Vu les conclusions d'incident notifiées par la SAS Tempur Sealy France par la voie électronique le 4 juin 2024, auxquelles il sera renvoyé pour un exposé de ses moyens conformément à l'article 455 du code de procédure civile, sollicitant du conseiller de la mise en état la radiation du rôle de l'affaire en application de l'article 524 du code de procédure civile outre la condamnation de l'appelante à lui payer la somme de 10 000 euros sur le fondement de l'article 700 du code de procédure civile ainsi qu'à supporter les entiers dépens ;
Vu les conclusions d'incident notifiées par la SAS Dosetconfort [Localité 1] par la voie électronique le 3 juin 2024, auxquelles il sera renvoyé pour un exposé de ses moyens conformément à l'article 455 du code de procédure civile, sollicitant du conseiller de la mise en état le rejet de la demande de radiation ainsi que la condamnation de la SAS Tempur Sealy France à lui payer la somme de 2 000 euros sur le fondement de l'article 700 du code de procédure civile ainsi qu'à supporter les entiers dépens.
MOTIFS DE L'ORDONNANCE
1°) Sur la radiation pour défaut d'exécution
En vertu de l'article 383 du code de procédure civile, la radiation et le retrait du rôle sont des mesures d'administration judiciaire. A moins que la péremption de l'instance ne soit acquise, l'affaire est rétablie, en cas de radiation, sur justification de l'accomplissement des diligences dont le défaut avait entraîné celle-ci ou, en cas de retrait du rôle, à la demande de l'une des parties.

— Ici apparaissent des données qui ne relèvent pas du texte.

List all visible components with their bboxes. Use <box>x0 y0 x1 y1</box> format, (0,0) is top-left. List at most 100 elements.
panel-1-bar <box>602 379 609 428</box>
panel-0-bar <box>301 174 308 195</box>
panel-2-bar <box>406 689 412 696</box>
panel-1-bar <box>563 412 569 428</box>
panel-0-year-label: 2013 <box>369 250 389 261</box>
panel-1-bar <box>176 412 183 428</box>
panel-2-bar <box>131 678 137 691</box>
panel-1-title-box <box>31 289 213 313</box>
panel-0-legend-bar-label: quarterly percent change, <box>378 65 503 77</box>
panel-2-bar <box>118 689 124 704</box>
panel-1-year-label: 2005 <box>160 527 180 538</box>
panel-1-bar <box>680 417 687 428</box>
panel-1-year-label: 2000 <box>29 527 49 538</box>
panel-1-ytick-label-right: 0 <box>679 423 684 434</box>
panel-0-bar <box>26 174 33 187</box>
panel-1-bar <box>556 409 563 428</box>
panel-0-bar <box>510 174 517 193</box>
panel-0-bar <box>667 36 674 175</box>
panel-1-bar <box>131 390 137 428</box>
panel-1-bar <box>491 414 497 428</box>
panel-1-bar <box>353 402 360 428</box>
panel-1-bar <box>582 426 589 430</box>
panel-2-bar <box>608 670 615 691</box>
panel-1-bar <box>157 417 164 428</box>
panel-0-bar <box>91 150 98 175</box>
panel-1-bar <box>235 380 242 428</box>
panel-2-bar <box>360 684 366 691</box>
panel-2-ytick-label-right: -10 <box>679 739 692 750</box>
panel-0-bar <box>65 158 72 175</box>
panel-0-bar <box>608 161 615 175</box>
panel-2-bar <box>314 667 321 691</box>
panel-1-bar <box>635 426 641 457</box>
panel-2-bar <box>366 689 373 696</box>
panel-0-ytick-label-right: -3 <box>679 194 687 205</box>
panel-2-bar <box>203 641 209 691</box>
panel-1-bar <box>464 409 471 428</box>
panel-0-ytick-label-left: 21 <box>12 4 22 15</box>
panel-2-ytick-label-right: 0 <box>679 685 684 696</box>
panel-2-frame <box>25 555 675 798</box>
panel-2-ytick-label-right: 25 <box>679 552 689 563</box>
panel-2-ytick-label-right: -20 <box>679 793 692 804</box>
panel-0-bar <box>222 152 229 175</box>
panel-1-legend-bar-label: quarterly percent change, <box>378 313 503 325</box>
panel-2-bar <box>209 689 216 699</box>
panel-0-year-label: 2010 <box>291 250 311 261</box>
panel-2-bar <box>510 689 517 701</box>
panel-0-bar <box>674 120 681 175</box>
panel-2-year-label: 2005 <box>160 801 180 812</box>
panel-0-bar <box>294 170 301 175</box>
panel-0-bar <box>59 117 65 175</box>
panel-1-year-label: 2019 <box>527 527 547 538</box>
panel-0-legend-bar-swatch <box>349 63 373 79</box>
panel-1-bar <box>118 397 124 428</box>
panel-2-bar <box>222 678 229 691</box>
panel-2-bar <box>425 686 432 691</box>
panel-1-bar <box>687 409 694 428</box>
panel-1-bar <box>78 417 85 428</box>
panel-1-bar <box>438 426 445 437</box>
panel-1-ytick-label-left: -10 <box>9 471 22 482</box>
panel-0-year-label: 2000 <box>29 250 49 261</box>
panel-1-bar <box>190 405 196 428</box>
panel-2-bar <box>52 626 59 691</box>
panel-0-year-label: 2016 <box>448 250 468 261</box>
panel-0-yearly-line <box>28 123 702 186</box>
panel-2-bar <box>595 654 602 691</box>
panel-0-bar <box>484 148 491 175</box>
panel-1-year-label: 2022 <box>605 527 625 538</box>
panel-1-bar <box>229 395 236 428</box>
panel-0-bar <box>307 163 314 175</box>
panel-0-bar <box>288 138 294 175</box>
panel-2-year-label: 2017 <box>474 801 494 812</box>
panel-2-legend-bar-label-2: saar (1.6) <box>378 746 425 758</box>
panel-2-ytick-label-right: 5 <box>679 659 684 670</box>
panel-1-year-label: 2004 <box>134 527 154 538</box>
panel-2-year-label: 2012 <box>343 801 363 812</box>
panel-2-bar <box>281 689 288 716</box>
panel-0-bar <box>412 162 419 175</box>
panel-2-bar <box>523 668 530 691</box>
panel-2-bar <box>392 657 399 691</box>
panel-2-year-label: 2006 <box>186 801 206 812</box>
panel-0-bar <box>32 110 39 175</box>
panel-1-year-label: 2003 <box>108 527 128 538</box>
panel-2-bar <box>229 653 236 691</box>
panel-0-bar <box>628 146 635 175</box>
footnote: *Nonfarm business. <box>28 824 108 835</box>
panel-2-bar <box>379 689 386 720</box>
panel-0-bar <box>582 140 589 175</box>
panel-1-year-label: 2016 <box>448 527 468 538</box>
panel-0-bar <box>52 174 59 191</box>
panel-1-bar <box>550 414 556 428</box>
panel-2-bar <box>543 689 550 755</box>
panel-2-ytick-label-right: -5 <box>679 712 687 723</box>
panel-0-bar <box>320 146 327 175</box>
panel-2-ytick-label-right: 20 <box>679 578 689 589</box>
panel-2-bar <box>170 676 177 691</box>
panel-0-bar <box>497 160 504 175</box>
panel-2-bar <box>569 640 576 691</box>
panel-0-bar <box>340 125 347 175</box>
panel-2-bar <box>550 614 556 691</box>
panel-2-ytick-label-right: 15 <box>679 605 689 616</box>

Conformément à l'article 524 du code de procédure civile, lorsque l'exécution provisoire est de droit ou a été ordonnée, le premier président ou, dès qu'il est saisi, le conseiller de la mise en état peut, en cas d'appel, décider, à la demande de l'intimé et après avoir recueilli les observations des parties, la radiation du rôle de l'affaire lorsque l'appelant ne justifie pas avoir exécuté la décision frappée d'appel ou avoir procédé à la consignation autorisée dans les conditions prévues à l'article 521, à moins qu'il lui apparaisse que l'exécution serait de nature à entraîner des conséquences manifestement excessives ou que l'appelant est dans l'impossibilité d'exécuter la décision. La demande de l'intimé doit, à peine d'irrecevabilité prononcée d'office, être présentée avant l'expiration des délais prescrits aux articles 905-2, 909, 910 et 911. La décision de radiation est notifiée par le greffe aux parties ainsi qu'à leurs représentants par lettre simple. Elle est une mesure d'administration judiciaire.

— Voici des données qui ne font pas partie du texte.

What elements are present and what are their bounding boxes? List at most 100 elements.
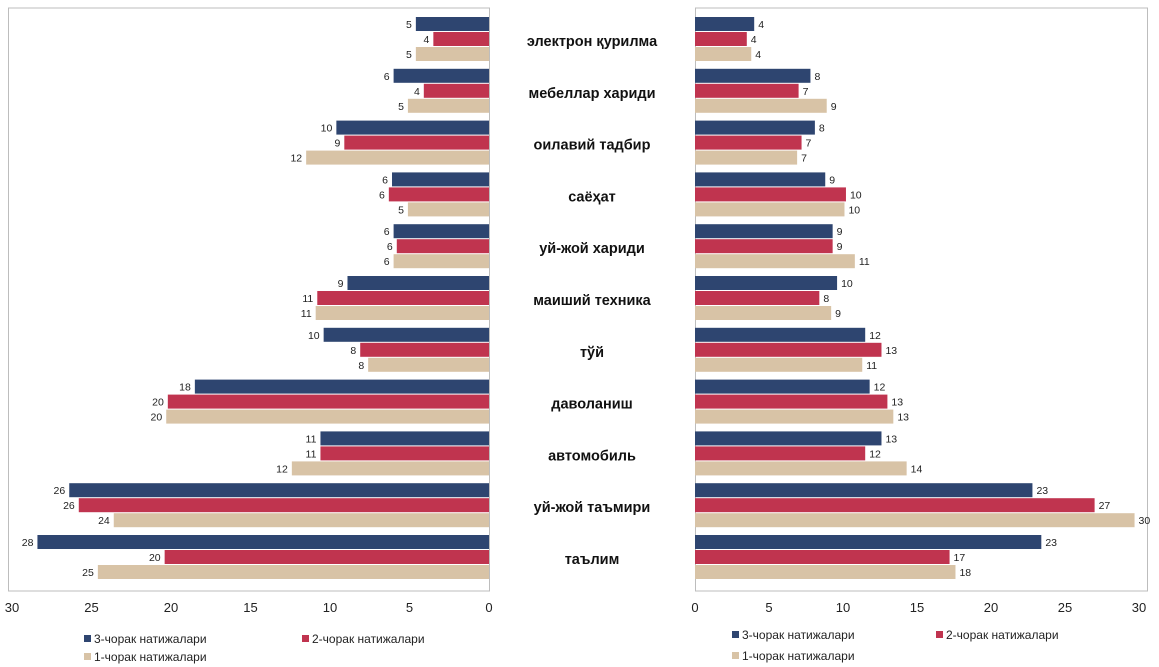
left-data-label: 20 bbox=[151, 412, 163, 424]
right-bar-q2 bbox=[695, 135, 802, 150]
right-bar-q3 bbox=[695, 535, 1042, 549]
right-x-tick-label: 25 bbox=[1058, 600, 1072, 615]
left-data-label: 25 bbox=[82, 567, 94, 579]
left-data-label: 5 bbox=[398, 204, 404, 216]
right-bar-q3 bbox=[695, 327, 866, 342]
right-bar-q3 bbox=[695, 276, 838, 290]
right-bar-q2 bbox=[695, 239, 833, 254]
right-bar-q1 bbox=[695, 202, 845, 217]
left-bar-q1 bbox=[407, 98, 489, 113]
right-bar-q2 bbox=[695, 187, 846, 202]
left-legend-label: 3-чорак натижалари bbox=[94, 632, 207, 646]
left-data-label: 28 bbox=[22, 537, 34, 549]
category-label: уй-жой хариди bbox=[539, 241, 645, 257]
category-label: тўй bbox=[580, 345, 604, 361]
right-bar-q3 bbox=[695, 17, 755, 31]
right-data-label: 18 bbox=[959, 567, 971, 579]
left-bar-q3 bbox=[336, 120, 489, 135]
category-label: саёҳат bbox=[568, 189, 616, 205]
right-data-label: 12 bbox=[869, 330, 881, 342]
left-bar-q1 bbox=[368, 357, 489, 372]
right-data-label: 12 bbox=[869, 448, 881, 460]
left-legend-label: 2-чорак натижалари bbox=[312, 632, 425, 646]
right-data-label: 17 bbox=[954, 552, 966, 564]
category-label: мебеллар хариди bbox=[528, 86, 655, 102]
right-bar-q1 bbox=[695, 461, 907, 476]
right-x-tick-label: 10 bbox=[836, 600, 850, 615]
right-data-label: 9 bbox=[829, 174, 835, 186]
left-bar-q2 bbox=[433, 32, 489, 46]
right-data-label: 27 bbox=[1099, 500, 1111, 512]
right-data-label: 12 bbox=[874, 382, 886, 394]
right-data-label: 4 bbox=[755, 49, 761, 61]
right-bar-q2 bbox=[695, 291, 820, 305]
left-bar-q1 bbox=[306, 150, 489, 165]
left-data-label: 9 bbox=[334, 138, 340, 150]
right-data-label: 23 bbox=[1045, 537, 1057, 549]
left-bar-q1 bbox=[407, 202, 489, 217]
right-x-tick-label: 0 bbox=[691, 600, 698, 615]
category-label: уй-жой таъмири bbox=[534, 500, 651, 516]
left-data-label: 20 bbox=[152, 397, 164, 409]
right-data-label: 4 bbox=[751, 34, 757, 46]
right-bar-q3 bbox=[695, 379, 870, 394]
right-data-label: 23 bbox=[1036, 485, 1048, 497]
right-bar-q1 bbox=[695, 513, 1135, 528]
right-legend-swatch bbox=[936, 631, 943, 638]
left-bar-q3 bbox=[393, 224, 489, 239]
left-bar-q3 bbox=[320, 431, 489, 446]
left-data-label: 4 bbox=[414, 86, 420, 98]
left-data-label: 9 bbox=[338, 278, 344, 290]
left-bar-q3 bbox=[415, 17, 489, 31]
right-bar-q3 bbox=[695, 483, 1033, 498]
right-bar-q3 bbox=[695, 431, 882, 446]
right-data-label: 13 bbox=[885, 345, 897, 357]
right-data-label: 13 bbox=[891, 397, 903, 409]
right-data-label: 9 bbox=[831, 101, 837, 113]
left-data-label: 11 bbox=[306, 433, 317, 445]
left-legend-swatch bbox=[84, 635, 91, 642]
right-data-label: 9 bbox=[835, 308, 841, 320]
left-bar-q3 bbox=[194, 379, 489, 394]
right-data-label: 14 bbox=[911, 463, 923, 475]
right-x-tick-label: 20 bbox=[984, 600, 998, 615]
right-data-label: 9 bbox=[837, 241, 843, 253]
right-bar-q2 bbox=[695, 342, 882, 357]
left-x-tick-label: 20 bbox=[164, 600, 178, 615]
category-label: таълим bbox=[565, 552, 620, 568]
left-bar-q2 bbox=[164, 550, 489, 564]
right-bar-q1 bbox=[695, 98, 827, 113]
left-data-label: 10 bbox=[321, 123, 333, 135]
left-data-label: 6 bbox=[384, 256, 390, 268]
right-bar-q2 bbox=[695, 446, 866, 461]
left-data-label: 11 bbox=[302, 293, 313, 305]
left-data-label: 26 bbox=[54, 485, 66, 497]
right-bar-q2 bbox=[695, 83, 799, 98]
left-data-label: 24 bbox=[98, 515, 110, 527]
right-data-label: 7 bbox=[801, 153, 807, 165]
left-data-label: 11 bbox=[301, 308, 312, 320]
right-bar-q1 bbox=[695, 150, 798, 165]
left-bar-q1 bbox=[291, 461, 489, 476]
right-bar-q1 bbox=[695, 254, 855, 269]
right-legend-swatch bbox=[732, 652, 739, 659]
left-data-label: 6 bbox=[382, 174, 388, 186]
right-data-label: 4 bbox=[758, 19, 764, 31]
right-data-label: 13 bbox=[885, 433, 897, 445]
right-legend-label: 3-чорак натижалари bbox=[742, 628, 855, 642]
right-data-label: 11 bbox=[866, 360, 877, 372]
left-bar-q2 bbox=[396, 239, 489, 254]
right-bar-q1 bbox=[695, 306, 832, 320]
left-legend-swatch bbox=[84, 653, 91, 660]
right-bar-q1 bbox=[695, 409, 894, 424]
left-data-label: 11 bbox=[306, 448, 317, 460]
right-data-label: 8 bbox=[823, 293, 829, 305]
left-bar-q3 bbox=[69, 483, 490, 498]
right-bar-q2 bbox=[695, 394, 888, 409]
right-bar-q3 bbox=[695, 224, 833, 239]
category-label: оилавий тадбир bbox=[534, 138, 651, 154]
left-x-tick-label: 0 bbox=[485, 600, 492, 615]
left-data-label: 6 bbox=[387, 241, 393, 253]
left-bar-q2 bbox=[344, 135, 489, 150]
left-bar-q1 bbox=[97, 565, 490, 579]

L'exécution visée par ce texte est celle de ce qui, dans le jugement entrepris, s'impose aux parties en vertu de l'autorité de la chose jugée au sens de l'article 480 du code de procédure civile (en ce sens, 2ème Civ., 19 novembre 2020, n° 19-25.100). Or, celle-ci ne couvre que ce qui fait l'objet du jugement et a été tranché dans son dispositif (en ce sens, Ass. plén., 13 mars 2009, n° 08-16.033), les motifs d'un jugement, fussent-ils son soutien nécessaire, n'ayant ainsi pas l'autorité de la chose jugée (en ce sens, 2ème Civ., 7 mai 2008, n° 06-21.724) mais pouvant néanmoins éclairer sa portée (en ce sens, Com., 27 novembre 2012, n° 11-24.783).
Le jugement entrepris, prononcé le 4 décembre 2023 sur assignation signifiée le 4 février 2022, postérieurement à l'entrée en vigueur de l'article 3 du décret n° 2019-1333 du 11 décembre 2019 modifiant l'article 514 du code de procédure civile de ce fait applicable au litige conformément à son article 55 II, était de droit exécutoire à titre provisoire en toutes ses dispositions. Le tribunal n'en a pas disposé autrement au sens des articles 514 et 514-1 du code de procédure civile.
La demande de radiation a été présentée par la SAS Tempur Sealy France dans ses conclusions notifiées par la voie électronique le 13 mai 2024, soit dans le délai prescrit par l'article 909 du code de procédure civile, et est ainsi recevable. Il est en outre constant que la SAS Dosetconfort [Localité 1] n'a réglé aucun des chefs de condamnation du jugement entrepris.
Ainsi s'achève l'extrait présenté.